Un'onda inarrestabile quella del Russiagate. Dopo le rivelazioni bollenti dell'ex consigliere George Papadopoulos e il fermo dell'ex capo della campagna elettorale di Donald Trump, Paul Manafort, accusato di cospirazione, il cerchio di stringe ora attorno al ministro della Giustizia, nonché fedelissimo del Tycoon, Jeff Sessions. In procinto di partire alla volta dell'Asia, dove è atteso da un importante confronto con i leader dei maggiori Paesi dell'area orientale del continente, il presidente si è detto deluso dal comportamento di quello che, finora, è stato uno dei suoi principali collaboratori, rispondendo con un criptico “non lo so” a un cronista che aveva azzardato a chiedere se avesse intenzione di valutarne il licenziamento. Al centro della crepa fra i due, vi sarebbero proprio le dichiarazioni di Papadopoulos il quale, nei giorni scorsi, aveva rivelato all'Fbi di aver intrattenuto relazioni con alcuni esponenti del Cremlino, al fine di ottenere informazioni che potessero compromettere la corsa alla Casa Bianca della candidata democratica, Hillary Clinton.
La versione di Papadopoulos
Nonostante sia Trump che Sessions abbiano sempre smentito le parole dell'ex consigliere in merito alla loro presunta conoscenza sulle sue interconnessioni con i russi, Papadopoulos avrebbe rivelato ai federali che fu lo stesso ministro della Giustizia a suggerire, nell'ottica di un possibile incontro fra il futuro presidente e Vladimir Putin, di rifiutare la proposta da lui avanzata. In sostanza, sia Sessions che il Tycoon avrebbero presenziato alla riunione fra Papadopoulos e gli emissari russi, organizzato allo scopo di verificare i presupposti per il faccia a faccia fra Trump e il presidente russo. Dichiarazioni che il ministro continua a contestare ma, al momento, la sua versione risulta meno credibile da parte dei democratici che, nei prossimi giorni, lo ascolteranno nuovamente per ricevere chiarimenti in merito ai suoi reali contatti con l'ex consigliere.
I Repubblicani contro Mueller
Nel frattempo, però, la sua posizione si è fatta decisamente più complicata e i suoi rapporti con il presidente iniziano pericolosamente a scricchiolare: dal suo prossimo 'interrogatorio', infatti, andrà stabilito se, effettivamente, Sessions abbia mentito sulle sue conoscenze in merito ai contatti di Papadopoulos.
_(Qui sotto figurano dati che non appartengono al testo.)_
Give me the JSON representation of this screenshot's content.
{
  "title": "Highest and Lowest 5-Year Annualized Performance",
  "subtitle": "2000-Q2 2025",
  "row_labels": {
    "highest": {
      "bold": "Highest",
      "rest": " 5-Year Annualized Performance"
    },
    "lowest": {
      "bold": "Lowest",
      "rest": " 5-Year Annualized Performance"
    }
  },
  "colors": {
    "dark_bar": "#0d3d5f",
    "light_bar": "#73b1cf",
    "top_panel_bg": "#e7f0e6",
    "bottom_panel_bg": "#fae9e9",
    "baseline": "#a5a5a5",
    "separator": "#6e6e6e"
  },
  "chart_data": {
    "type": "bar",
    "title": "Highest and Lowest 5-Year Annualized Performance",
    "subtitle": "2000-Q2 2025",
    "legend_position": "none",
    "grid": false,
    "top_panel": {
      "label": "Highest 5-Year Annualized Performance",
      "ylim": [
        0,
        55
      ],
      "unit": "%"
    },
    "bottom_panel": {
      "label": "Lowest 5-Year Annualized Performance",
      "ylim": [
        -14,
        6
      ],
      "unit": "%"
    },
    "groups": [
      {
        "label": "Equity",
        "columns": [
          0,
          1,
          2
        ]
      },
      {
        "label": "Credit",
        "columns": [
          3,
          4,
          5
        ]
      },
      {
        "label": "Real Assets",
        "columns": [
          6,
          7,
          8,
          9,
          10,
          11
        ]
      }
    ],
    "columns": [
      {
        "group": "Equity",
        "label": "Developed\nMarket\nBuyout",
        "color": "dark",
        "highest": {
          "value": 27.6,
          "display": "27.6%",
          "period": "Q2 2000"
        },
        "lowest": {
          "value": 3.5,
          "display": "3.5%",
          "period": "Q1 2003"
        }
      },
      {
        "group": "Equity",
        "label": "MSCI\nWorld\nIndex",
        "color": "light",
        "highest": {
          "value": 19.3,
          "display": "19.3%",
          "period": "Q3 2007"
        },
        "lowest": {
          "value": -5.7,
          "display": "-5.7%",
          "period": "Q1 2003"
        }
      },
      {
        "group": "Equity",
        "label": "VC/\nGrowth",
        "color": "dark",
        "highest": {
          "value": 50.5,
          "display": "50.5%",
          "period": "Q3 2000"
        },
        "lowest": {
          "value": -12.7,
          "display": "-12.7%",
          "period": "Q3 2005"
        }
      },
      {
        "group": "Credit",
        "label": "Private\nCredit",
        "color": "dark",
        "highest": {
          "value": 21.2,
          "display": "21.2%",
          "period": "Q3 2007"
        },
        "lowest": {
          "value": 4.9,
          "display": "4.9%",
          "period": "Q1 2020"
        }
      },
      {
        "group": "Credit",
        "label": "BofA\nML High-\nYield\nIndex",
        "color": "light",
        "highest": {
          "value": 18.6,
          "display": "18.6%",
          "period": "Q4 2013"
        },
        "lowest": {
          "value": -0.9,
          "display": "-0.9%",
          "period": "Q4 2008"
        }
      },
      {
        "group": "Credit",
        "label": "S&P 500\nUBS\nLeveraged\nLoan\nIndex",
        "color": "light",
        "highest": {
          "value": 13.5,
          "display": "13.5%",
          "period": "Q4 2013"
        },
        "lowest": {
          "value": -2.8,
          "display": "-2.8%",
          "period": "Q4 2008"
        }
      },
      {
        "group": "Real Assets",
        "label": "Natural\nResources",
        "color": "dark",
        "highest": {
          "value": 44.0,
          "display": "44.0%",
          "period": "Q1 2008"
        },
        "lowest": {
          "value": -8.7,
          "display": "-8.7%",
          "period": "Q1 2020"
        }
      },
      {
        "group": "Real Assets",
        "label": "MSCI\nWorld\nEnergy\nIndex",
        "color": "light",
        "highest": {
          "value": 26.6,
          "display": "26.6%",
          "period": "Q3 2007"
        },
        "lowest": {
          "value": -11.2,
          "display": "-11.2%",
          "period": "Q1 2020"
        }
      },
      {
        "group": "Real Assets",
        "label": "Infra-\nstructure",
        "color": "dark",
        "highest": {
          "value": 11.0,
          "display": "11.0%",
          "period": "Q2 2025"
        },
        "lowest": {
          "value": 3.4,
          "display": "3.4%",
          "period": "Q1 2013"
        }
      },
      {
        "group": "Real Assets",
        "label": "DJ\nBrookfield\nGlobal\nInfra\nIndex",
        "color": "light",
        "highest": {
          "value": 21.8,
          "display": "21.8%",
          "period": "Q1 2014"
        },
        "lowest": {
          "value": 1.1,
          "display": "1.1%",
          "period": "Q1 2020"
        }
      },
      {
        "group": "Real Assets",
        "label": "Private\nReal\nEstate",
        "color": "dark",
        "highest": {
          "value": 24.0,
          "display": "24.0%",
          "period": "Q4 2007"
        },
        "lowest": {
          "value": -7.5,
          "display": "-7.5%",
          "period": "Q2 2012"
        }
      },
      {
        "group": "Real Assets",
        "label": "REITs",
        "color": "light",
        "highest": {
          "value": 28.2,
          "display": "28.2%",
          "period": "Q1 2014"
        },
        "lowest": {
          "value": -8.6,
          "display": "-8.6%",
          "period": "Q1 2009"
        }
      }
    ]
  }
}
Nella giornata di oggi, peraltro, anche l'ex numero due della campagna elettorale di Trump, Sam Clovis, ha fatto un passo indietro riguardo la sua possibile nomina per un ufficio ministeriale: alla base della decisione, la rivleazione delle comunicazioni da lui scambiate ancora con Papadopoulos, vera pietra angolare dei futuri sviluppi dell'inchiesta. A tal proposito, nelle ultime ore, qualche vento di burrasca si è levato (per motivi diversi) anche attorno al procuratore Robert Mueller: secondo quanto rivelato dal 'Washington Post', infatti, i repubblicani avrebbero avanzato al sostituto di James Comey la richiesta di ritirarsi dall'inchiesta, causa conflitto d'interessi. L'ala congressuale avrebbe fatto riferimento al precedente ruolo di direttore dell'Fbi ricoperto da Mueller, nello stesso periodo in cui l'amministrazione Obama approvò l'acquisto di uranio da parte della Russia. Gli americani, però, nel procuratore specialeci credono: un recente sondaggio organizzato da Washington Post-Abc News, ha rivelato che il 58% degli interpellati gradisce il suo operato in merito all'inchiesta.